Led by Sassi and under the creative direction of Maria Grazia Chiuri and Pierpaolo Piccioli, who have rejuvenated the brand and added their own signature romantic and whimsical style with an edgy touch, sales have more than doubled since 2010, when they totaled 274 million euros, or $361.6 million.
“The trend is very consistent and we’ve seen an acceleration in the past two years as the project matured,” said Sassi, crediting majority shareholder Mayhoola for Investments, which took control of Valentino in 2012, for full support in the global expansion of the brand. This has included the opening of stores around the world. Accessories and ready-to-wear last year accounted for 50 and 30 percent of sales, respectively. Men’s wear and the Red line contributed the remaining 20 percent.
Last year, key stores opened in New York and Hong Kong, while Valentino will open a sprawling flagship in Rome at the end of the month or in early April, followed by an official opening event on July 8 and a couture show this season only in Rome on July 9. Sassi said there is “symbolic value” to the two-day “Roman experience,” as a way to leave a mark on the city, where the brand was founded and is headquartered.

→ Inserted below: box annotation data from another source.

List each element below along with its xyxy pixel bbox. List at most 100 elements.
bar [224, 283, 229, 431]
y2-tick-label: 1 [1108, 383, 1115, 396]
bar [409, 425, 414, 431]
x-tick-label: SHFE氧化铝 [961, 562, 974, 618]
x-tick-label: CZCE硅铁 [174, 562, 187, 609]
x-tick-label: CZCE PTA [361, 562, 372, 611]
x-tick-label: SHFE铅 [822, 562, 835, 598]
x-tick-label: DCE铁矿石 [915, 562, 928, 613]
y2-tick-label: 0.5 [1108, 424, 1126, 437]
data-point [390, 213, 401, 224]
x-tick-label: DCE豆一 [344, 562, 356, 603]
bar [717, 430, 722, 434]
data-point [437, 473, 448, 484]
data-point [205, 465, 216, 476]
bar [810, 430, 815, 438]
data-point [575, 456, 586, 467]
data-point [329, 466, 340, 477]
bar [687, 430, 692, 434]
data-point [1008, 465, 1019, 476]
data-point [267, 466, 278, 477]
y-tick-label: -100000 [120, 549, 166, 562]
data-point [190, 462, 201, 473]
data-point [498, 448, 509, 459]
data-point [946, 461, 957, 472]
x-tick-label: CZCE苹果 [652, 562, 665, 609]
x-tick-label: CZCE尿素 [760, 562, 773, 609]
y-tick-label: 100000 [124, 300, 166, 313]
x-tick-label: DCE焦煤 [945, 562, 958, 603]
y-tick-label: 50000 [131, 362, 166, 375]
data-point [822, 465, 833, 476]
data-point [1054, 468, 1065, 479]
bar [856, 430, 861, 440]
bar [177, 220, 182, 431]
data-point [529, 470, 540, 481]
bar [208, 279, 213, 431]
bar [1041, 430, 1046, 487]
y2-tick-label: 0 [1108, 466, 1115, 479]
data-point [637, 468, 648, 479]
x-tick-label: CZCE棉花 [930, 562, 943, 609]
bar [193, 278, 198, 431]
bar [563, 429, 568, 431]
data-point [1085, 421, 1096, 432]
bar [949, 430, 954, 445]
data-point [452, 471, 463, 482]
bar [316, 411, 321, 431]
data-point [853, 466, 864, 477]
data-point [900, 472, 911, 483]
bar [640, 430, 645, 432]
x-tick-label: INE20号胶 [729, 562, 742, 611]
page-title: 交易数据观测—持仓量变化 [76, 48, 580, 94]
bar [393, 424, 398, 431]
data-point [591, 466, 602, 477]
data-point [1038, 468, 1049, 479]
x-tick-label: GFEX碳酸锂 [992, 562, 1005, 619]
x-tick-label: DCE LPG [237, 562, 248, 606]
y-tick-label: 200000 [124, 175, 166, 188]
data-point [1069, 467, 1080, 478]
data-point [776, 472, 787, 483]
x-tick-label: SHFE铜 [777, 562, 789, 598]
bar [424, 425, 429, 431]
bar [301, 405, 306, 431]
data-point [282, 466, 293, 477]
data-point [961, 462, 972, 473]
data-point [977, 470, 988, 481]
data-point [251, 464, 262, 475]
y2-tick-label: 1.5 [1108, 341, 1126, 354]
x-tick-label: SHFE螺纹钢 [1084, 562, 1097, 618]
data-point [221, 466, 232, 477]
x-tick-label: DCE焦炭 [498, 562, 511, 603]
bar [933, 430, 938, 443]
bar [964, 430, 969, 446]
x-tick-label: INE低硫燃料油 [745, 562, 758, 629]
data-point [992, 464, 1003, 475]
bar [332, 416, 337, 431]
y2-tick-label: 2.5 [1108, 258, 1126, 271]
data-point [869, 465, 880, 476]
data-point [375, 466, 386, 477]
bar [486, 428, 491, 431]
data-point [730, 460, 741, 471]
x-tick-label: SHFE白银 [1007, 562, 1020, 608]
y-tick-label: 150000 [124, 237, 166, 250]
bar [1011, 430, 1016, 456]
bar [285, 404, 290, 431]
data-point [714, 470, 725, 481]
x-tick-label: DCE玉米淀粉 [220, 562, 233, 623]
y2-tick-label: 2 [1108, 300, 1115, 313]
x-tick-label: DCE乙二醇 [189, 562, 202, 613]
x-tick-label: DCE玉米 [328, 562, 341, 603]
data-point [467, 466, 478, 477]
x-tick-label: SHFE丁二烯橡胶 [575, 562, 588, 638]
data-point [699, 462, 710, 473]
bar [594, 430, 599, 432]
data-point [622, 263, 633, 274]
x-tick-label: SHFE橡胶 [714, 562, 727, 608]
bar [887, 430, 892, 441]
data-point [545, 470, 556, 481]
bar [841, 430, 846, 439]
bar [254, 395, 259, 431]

As with the other Valentino boutiques, the store in Rome is being designed by David Chipperfield, but the concept is adapted to the space, which spans across several palazzi near the Spanish Steps.
Globally, retail sales climbed 45 percent. Sassi said last year the company took control of distribution in Korea and the Middle East, through a partnership with Chalhoub Group in the latter case, and opened 30 stores. Sassi underscored that retail revenues grew on a like-for-like basis, too, and touted the company’s “retail efficiency,” and a 22 percent increase in sales per square meter. Stores around the world now total 160.
An additional 20 to 30 units will open in 2015, including a banner in London’s Bond Street. In the U.S., a unit in the Miami Design District opened in January; a store at the Royal Hawaiian in Waikiki will open in July, and a door at the Las Vegas Bellagio in December.
Asked how he views Valentino’s retail expansion at a time when several luxury competitors are reining in their openings, Sassi said Valentino started from a lower number of doors and was underpenetrated globally. “We needed the stores to increase our visibility,” the ceo said. Last year, retail accounted for 60 percent of sales.
Last year, “unexpectedly,” said Sassi, the highest sales growth was registered in Europe as much as in Asia. The U.S. showed a double-digit gain and Japan also grew.
Business in Russia did not slow down, but Sassi conceded that fewer Russians were traveling in the October to January period. However, February has “returned above the same month last year, up a few percentage points,” noted the executive.
Asked about the possibility of an initial public offering, Sassi said it was not in the cards for Valentino and that the company’s owners, backed by a private investor from Qatar, are thinking long-term.
Responding to the rumors that circulated earlier this year about Chiuri being considered for Gucci’s creative director and disagreements between the designer and Piccioli, Sassi said both “have a strong attachment and are fully committed to the Valentino project.” He contended that “each has a strong vision and is greatly talented. Their dialectical reasoning and opinions have always been channeled into an effective and compelling synthesis. We were less observed before, now, we attract more gossip,” he shrugged. “The job is not over yet — there is potential to grow and very well.”